Tal afirmação pode parecer elementar, mas a realidade forense nos demonstra ser imprescindível, haja vista o perigo iminente de decisões injustas em casos graves.
Não podemos nunca olvidar que com uma punição de um inocente se gera, para além da enorme injustiça, também, a impunidade, pois o verdadeiro culpado segue impune.
A punição sem o devido amparo legal ou que não se dê em consonância com os dispositivos legais e constitucionais é uma arbitrariedade estatal e violência do crime, não pode justificar a violência por parte do Estado.
É a violência do processo, a violência do julgamento, mas esta não suja as mãos do agressor, pois seu uso, além de contar com grande apoio social é autorizado pelo ritual processual, como define GARAPON (1997, p. 85):
“a toga protegerá aqueles que a usam de qualquer conluio com o criminoso e de qualquer confusão com o horror do crime.”
Desrespeitar o jogo processual e as garantias constitucionais em nome de uma punição por se tratar de um crime grave, é uma violência igualmente grave por parte do Estado e nada pode vir a justificar isto.
E só há uma maneira de se evitar a violência de uma punição injusta a injustiça de deixar impune o verdadeiro culpado: respeitando as regras que fortalecem o jogo processual penal, em sua estrutura dialética e com igualdade de condições entre as partes, que duelarão diante de um terceiro imparcial.
Portanto, uma leitura do processo penal deve, necessariamente, ser constitucional, visualizando o processo como um instrumento de efetivação das garantias constitucionais.

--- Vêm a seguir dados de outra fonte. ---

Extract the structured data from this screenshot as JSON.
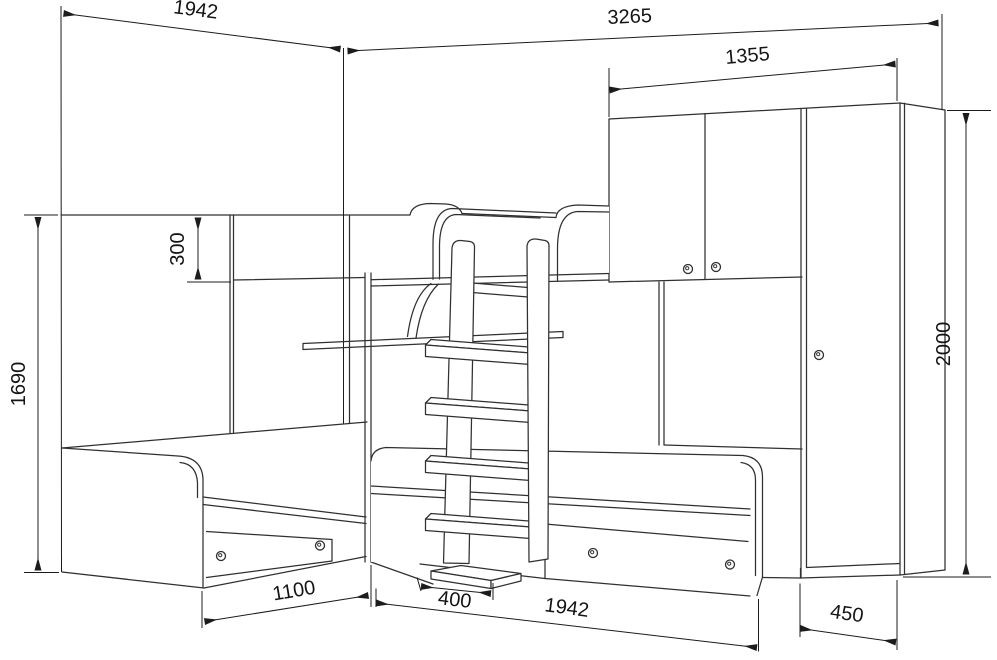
{
  "drawing": {
    "type": "furniture-technical-drawing",
    "subject": "corner bunk-bed set with two lower beds, drawers, ladder, shelf and wardrobe",
    "units": "mm",
    "colors": {
      "line": "#303030",
      "dimension": "#1c1c1c",
      "background": "#ffffff"
    },
    "dimensions": {
      "left_bed_length": "1942",
      "overall_right_width": "3265",
      "wardrobe_total_width": "1355",
      "upper_guard_height": "300",
      "left_section_height": "1690",
      "wardrobe_height": "2000",
      "left_bed_front_width": "1100",
      "ladder_offset": "400",
      "right_bed_length": "1942",
      "wardrobe_door_width": "450"
    }
  }
}
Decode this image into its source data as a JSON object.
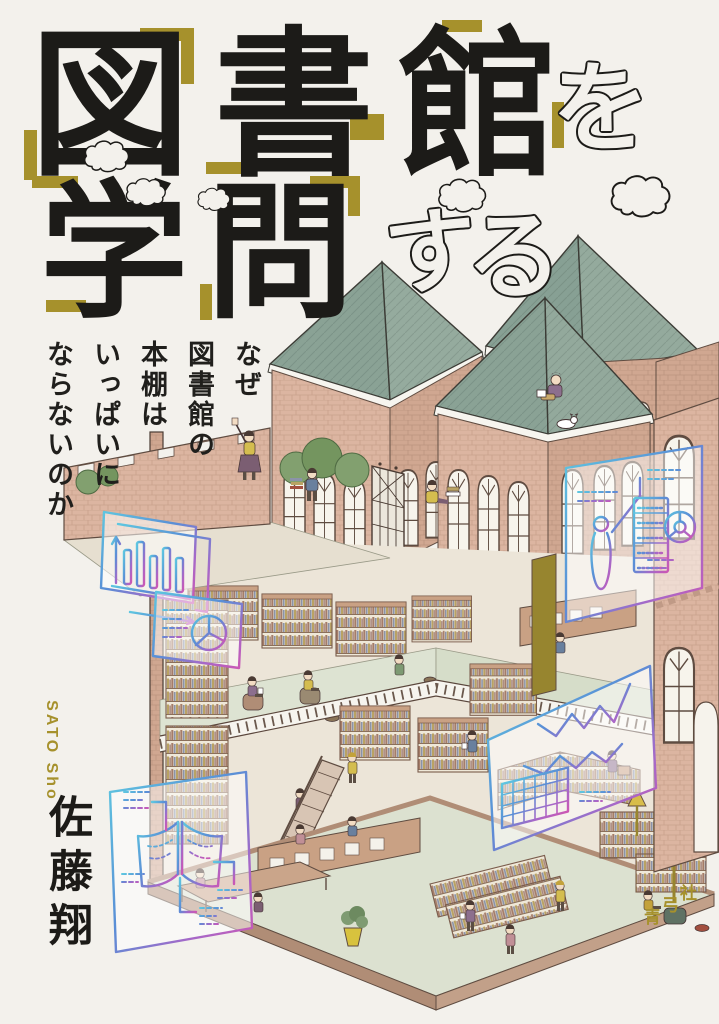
{
  "cover": {
    "title": {
      "line1": "図書館",
      "line1_chars": [
        "図",
        "書",
        "館"
      ],
      "particle": "を",
      "line2": "学問",
      "line2_chars": [
        "学",
        "問"
      ],
      "suffix": "する",
      "suffix_chars": [
        "す",
        "る"
      ]
    },
    "subtitle": {
      "full": "なぜ図書館の本棚はいっぱいにならないのか",
      "lines": [
        "なぜ",
        "図書館の",
        "本棚は",
        "いっぱいに",
        "ならないのか"
      ]
    },
    "author": {
      "romanized": "SATO Sho",
      "name": "佐藤翔"
    },
    "publisher": {
      "name": "青弓社",
      "chars": [
        "青",
        "弓",
        "社"
      ]
    },
    "colors": {
      "background": "#f3f1ec",
      "ink": "#1c1b18",
      "accent_gold": "#a6912c",
      "roof_green": "#8ca29a",
      "brick": "#dcb5a1",
      "floor_green": "#dde3d2",
      "neon_cyan": "#5ec7e0",
      "neon_blue": "#5a8ed6",
      "neon_purple": "#9b6cc9",
      "neon_magenta": "#cc57b4"
    },
    "illustration": {
      "overlay_icons": [
        "bar-chart-icon",
        "pie-chart-icon",
        "person-figure-icon",
        "bookshelf-icon",
        "donut-chart-icon",
        "line-chart-icon",
        "table-grid-icon",
        "open-book-icon",
        "cloud-icon"
      ]
    }
  }
}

Faz-se necessário se ter em mente que a Constituição deve efetivamente constituir, para que se possa compreender que o fundamento legitimante do processo penal se dá pela instrumentalidade constitucional, ou seja, o processo penal contemporâneo somente se legitima à medida em que se democratizar e for devidamente constituído a partir da Constituição (LOPES JR., 2008, p. 7).

REFERÊNCIAS
BETTIOL, Giuseppe. Instituições de Direito e de Processo Penal. Trad. Manuel da Costa de Andrade. Coimbra: Coimbra Editora., 1974.
BINDER, Alberto M. O descumprimentos das Formas Processuais: Elementos para uma crítica da teoria unitária das nulidades no processo penal. Trad. Angela Nogueira Pessoa com revisão de Fauzi Hassan Choukr. Rio de Janeiro: Lumen Juris, 2003.
GARAPON, Antoine. O Bem Julgar: Ensaio sobre o ritual judiciário. Lisboa: Instituto Piaget, 1997.
LOPES JR., Aury. Direito processual penal e sua conformidade constitucional. Volume 1. 3. Ed. Rio de Janeiro: Editora Lumen Juris, 2008.